By Jonathan Stempel
(Reuters) – The recent passing of Charlie Munger, Vice Chairman of Berkshire Hathaway, marks the end of an era and shines a light on the company’s existing leadership, leaving Warren Buffett as the conglomerate’s solitary investment icon.
With the death of Munger comes a new era and a shift in the spotlight to managers who have been in the shadows, coexisting with the storied duo of Buffett and Munger over the years.
Known for their six-decade partnership, Munger’s passing, five weeks shy of his 100th birthday, pushes Vice Chairmen Greg Abel and Ajit Jain to the forefront, assuming the role of top advisers to the 93-year-old Buffett.
Abel and Jain, who respectively manage the conglomerate’s non-insurance and insurance businesses, have been in the public’s eye only over the past three years, and are now tasked with filling the considerable shoes left by their predecessors.
Though the two Vice Chairmen are said to embrace Berkshire’s culture of autonomy and decentralization, they have their own distinct styles when compared to Buffett and Munger.
A unique relationship characterized the duo of Buffett and Munger, with Abel and Jain adopting a different approach to their own business dynamics, but still regularly consulting one another for guidance.
According to Bill Stone, chief investment officer at Glenview Trust, investors maintain confidence in the company despite the transition, noting that Abel and Jain don’t need to replicate Buffett or Munger’s legacy to succeed.

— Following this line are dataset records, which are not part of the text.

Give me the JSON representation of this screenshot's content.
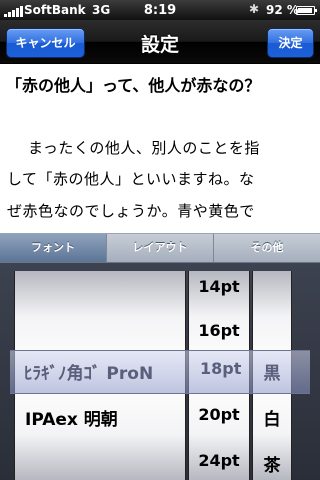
{
  "status": {
    "carrier": "SoftBank",
    "network": "3G",
    "time": "8:19",
    "battery_text": "92 %",
    "battery_level": 0.92
  },
  "nav": {
    "cancel": "キャンセル",
    "title": "設定",
    "done": "決定"
  },
  "article": {
    "heading": "「赤の他人」って、他人が赤なの？",
    "lines": [
      "まったくの他人、別人のことを指",
      "して「赤の他人」といいますね。な",
      "ぜ赤色なのでしょうか。青や黄色で"
    ]
  },
  "tabs": [
    {
      "label": "フォント",
      "active": true
    },
    {
      "label": "レイアウト",
      "active": false
    },
    {
      "label": "その他",
      "active": false
    }
  ],
  "picker": {
    "fonts": [
      "",
      "ﾋﾗｷﾞﾉ角ｺﾞ ProN",
      "IPAex 明朝"
    ],
    "sizes": [
      "14pt",
      "16pt",
      "18pt",
      "20pt",
      "24pt"
    ],
    "colors": [
      "",
      "黒",
      "白",
      "茶"
    ],
    "selected": {
      "font": "ﾋﾗｷﾞﾉ角ｺﾞ ProN",
      "size": "18pt",
      "color": "黒"
    }
  }
}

Berkshire has had a succession plan in place since 2006, with inadvertently signaled CEO designee Greg Abel set to lead the company and Ajit Jain to retain oversight of insurance operations, once Buffett eventually steps down.
Further potential changes lie ahead for the company, as investors eagerly await how Abel’s willingness to shed underperforming businesses may impact Berkshire’s future course, especially in light of the company’s storied “buy and hold” strategy.
Buffett’s endorsement of Abel and Jain assures investors of the confidence in their ability to steer the company forward and maintain its illustrious reputation.
With changes on the horizon, Berkshire’s annual meeting, long known as the “Woodstock for Capitalists,” and an iconic event for shareholders, is set to evolve as leadership transitions take place.
As Buffett and Munger’s legacy continues, investors, fans, and shareholders will watch closely to see how the future of Berkshire Hathaway unfolds.